5 important things happening in South Africa today
Here’s what is happening in and affecting South Africa today:
- Eskom says it will implement stage 1 load shedding on Friday until 23h00. This follows as extended load shedding period on Thursday, which carried overnight. The downgrade to stage 1 is as a result of the group successfully restoring some generating capacity, as well as being able to replenish its reserves. [Eskom]
- The World Bank’s move to cut South Africa’s growth forecast for 2020 to below 1% is bound to put even more pressure on South Africa’s final investment-grade rating from Moody’s, economists warn – making a downgrade to full junk even more likely. Moody’s has stated that slow growth is one of the biggest negative factors acting against South Africa, with the group expecting 2020 growth at between 1% and 1.5%. It is set to review South Africa’s rating in March, after the Budget speech. [Fin24]

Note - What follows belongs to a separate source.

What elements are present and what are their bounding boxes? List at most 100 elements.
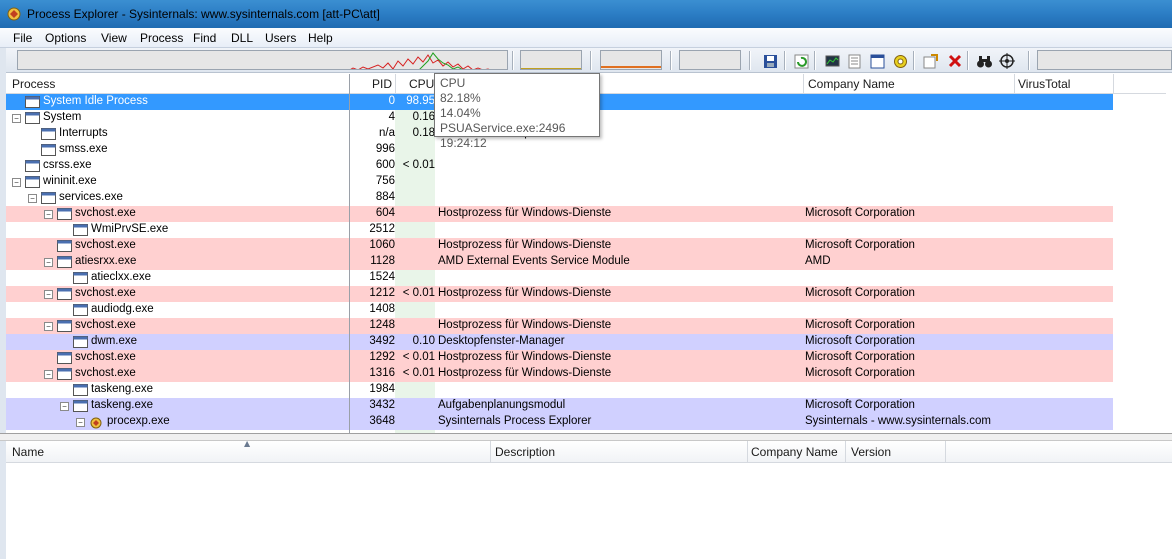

- Finance minister Tito Mboweni has emerged as a strong advocate for the full legalisation of cannabis, saying that he will put forward a proposal to cabinet to that effect. This comes after a candid survey of responses to a thread of tweets on his Twitter profile. The Constitutional Court ruled that the private use of cannabis was legal in September 2018 and gave lawmakers two years to bring the country’s laws in line with the ruling. Parliament has yet to do so, with the deadline less than nine months away. [Daily Maverick]
- US lawmakers have voted to try and prevent US president Donald Trump from escalating conflicts with Iran, after he ordered that a top official be killed, risking all-out war. The vote, largely symbolic and again running along party lines, sought to force Trump to seek approval from congress before launching attacks. However, the vote cannot be made law, and is seen as largely political. Tensions between the US and Iran have had a wide-reaching impact on global markets. [EWN]
- The South African rand weakened slightly against the dollar on Thursday, as power cuts, weak manufacturing data and a trimmed World Bank growth forecast weighed. The currency had steadied against the dollar earlier in the day as fears of a fresh conflict in the Middle East following the killing of Tehran’s top general in a US drone strike abated. On Friday the rand was at R14.22 to the dollar, R18.60 to the pound and R15.80 to the euro.